'It'll soon shake your Windows ...'

05.06.2006
Change can be good, but sometimes, no matter how good new ideas are, they don't catch on.

Take the venerable keyboard arrangement. Legend has it that the QWERTY layout was adopted by typewriter vendors to keep users from typing too fast and jamming their mechanical machines. Despite the creation of better layouts that would facilitate faster typing, we're still using the old layout. It might not be efficient, but it's familiar and it works.

Microsoft is trying to make some changes in the way we interact with our PCs. It's not a new effort. It started with Windows 98 and the ability to open new windows with one click instead of the customary double click. Most users didn't adapt well and turned off the feature. Now, with the imminent release of Windows Vista and Office 2007, it looks like we're going to see even more changes to the way Microsoft wants us to work with our machines.

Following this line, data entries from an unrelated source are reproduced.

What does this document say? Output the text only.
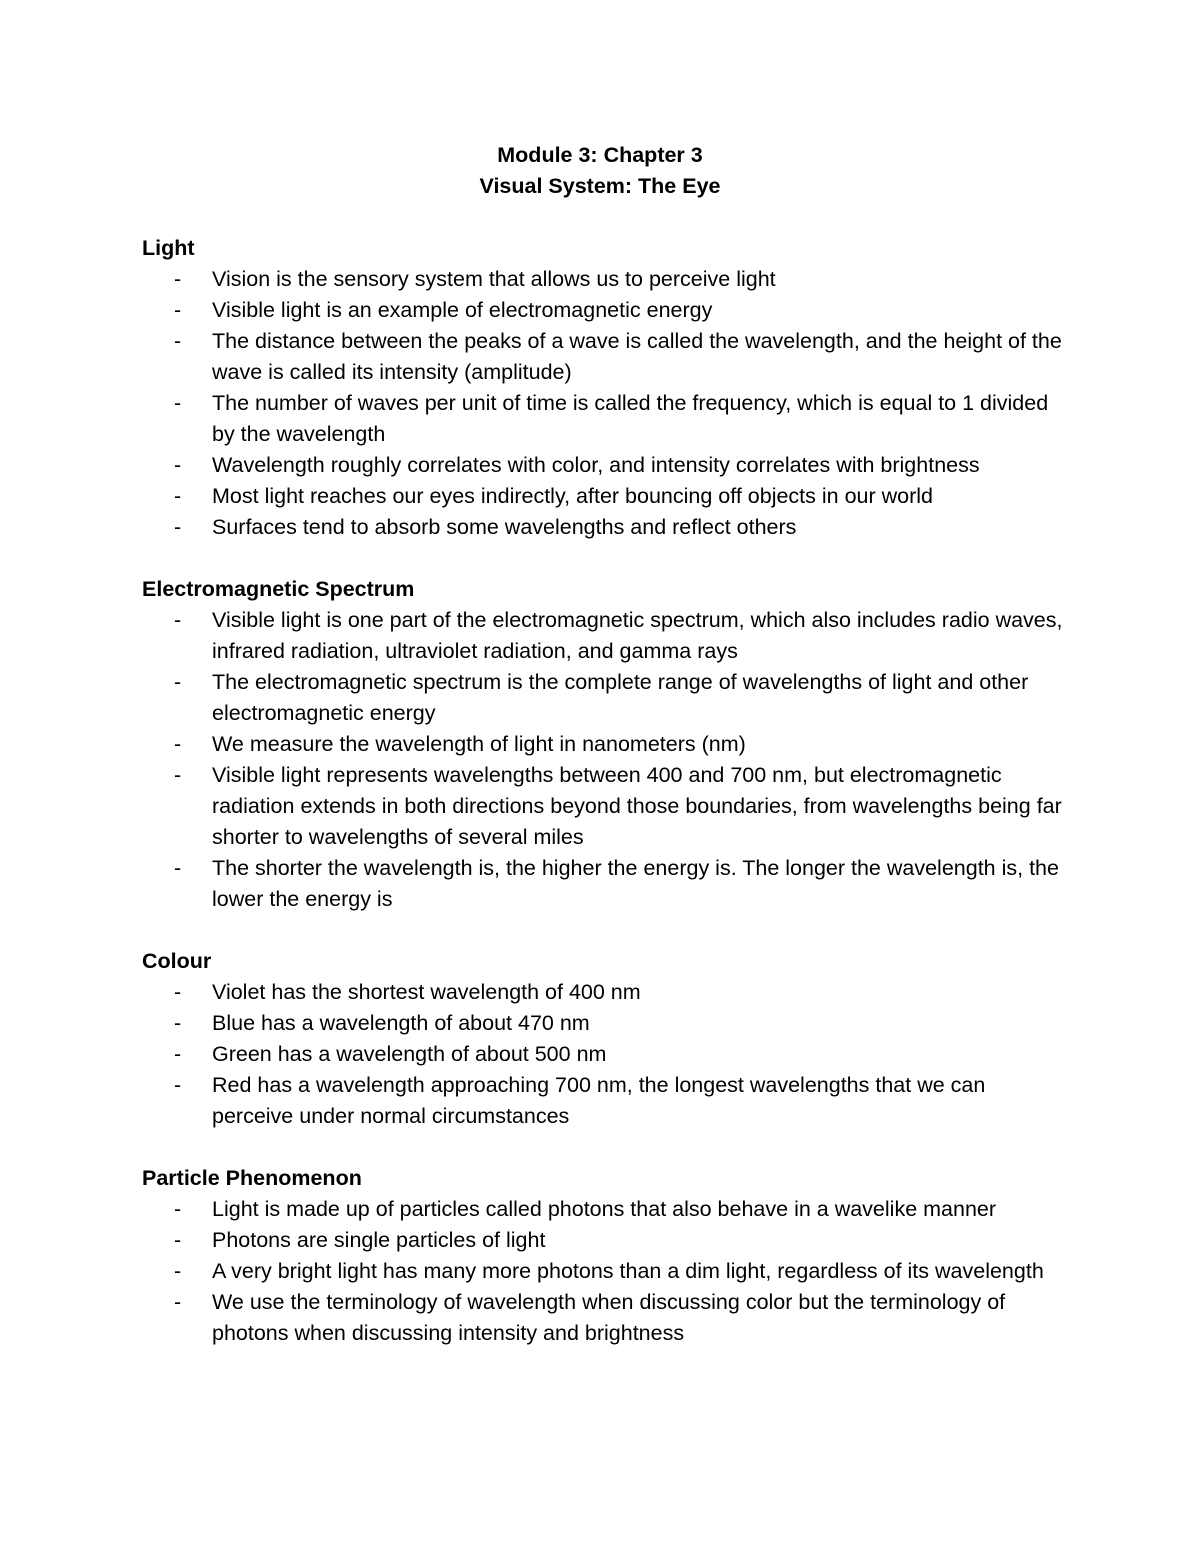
Module 3: Chapter 3
Visual System: The Eye
Light
- Vision is the sensory system that allows us to perceive light
- Visible light is an example of electromagnetic energy
- The distance between the peaks of a wave is called the wavelength, and the height of the wave is called its intensity (amplitude)
- The number of waves per unit of time is called the frequency, which is equal to 1 divided by the wavelength
- Wavelength roughly correlates with color, and intensity correlates with brightness
- Most light reaches our eyes indirectly, after bouncing off objects in our world
- Surfaces tend to absorb some wavelengths and reflect others
Electromagnetic Spectrum
- Visible light is one part of the electromagnetic spectrum, which also includes radio waves, infrared radiation, ultraviolet radiation, and gamma rays
- The electromagnetic spectrum is the complete range of wavelengths of light and other electromagnetic energy
- We measure the wavelength of light in nanometers (nm)
- Visible light represents wavelengths between 400 and 700 nm, but electromagnetic radiation extends in both directions beyond those boundaries, from wavelengths being far shorter to wavelengths of several miles
- The shorter the wavelength is, the higher the energy is. The longer the wavelength is, the lower the energy is
Colour
- Violet has the shortest wavelength of 400 nm
- Blue has a wavelength of about 470 nm
- Green has a wavelength of about 500 nm
- Red has a wavelength approaching 700 nm, the longest wavelengths that we can perceive under normal circumstances
Particle Phenomenon
- Light is made up of particles called photons that also behave in a wavelike manner
- Photons are single particles of light
- A very bright light has many more photons than a dim light, regardless of its wavelength
- We use the terminology of wavelength when discussing color but the terminology of photons when discussing intensity and brightness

You know the feeling. Your work space might seem cluttered to others, but you know where every item is. If someone cleans up your space, you can't find anything. That's how I feel using the betas of Office, Windows, Internet Explorer and Media Player. The current paradigm for GUIs isn't perfect, but I have a lot of time invested in it. I've got six years invested in XP and even more than that in Office. I know where everything is and can get there in a moment.

With the new versions, nothing seems to be where it belongs. Several decades' worth of GUI guidelines were tossed out. Worse, it seems I'm required to have a fine degree of mouse dexterity in order to hit all the tiny targets on the screen that need to be activated. And I have to wonder, who thought putting the menu bar under the address bar in IE was a good idea? Why is the zoom command in Office buried at the bottom of the screen?

In contrast, when I switched from Mac OS 9 to OS X, I found a lot of things that were different, but everything made sense. All the core functions still worked the same. The result was a design that worked, and for some reason my mouse ends up making the correct choice when I need to do something that's different. At the moment, Vista feels very alien, Office even more so, and I've banished IE7 from my XP machine because working with it feels so foreign.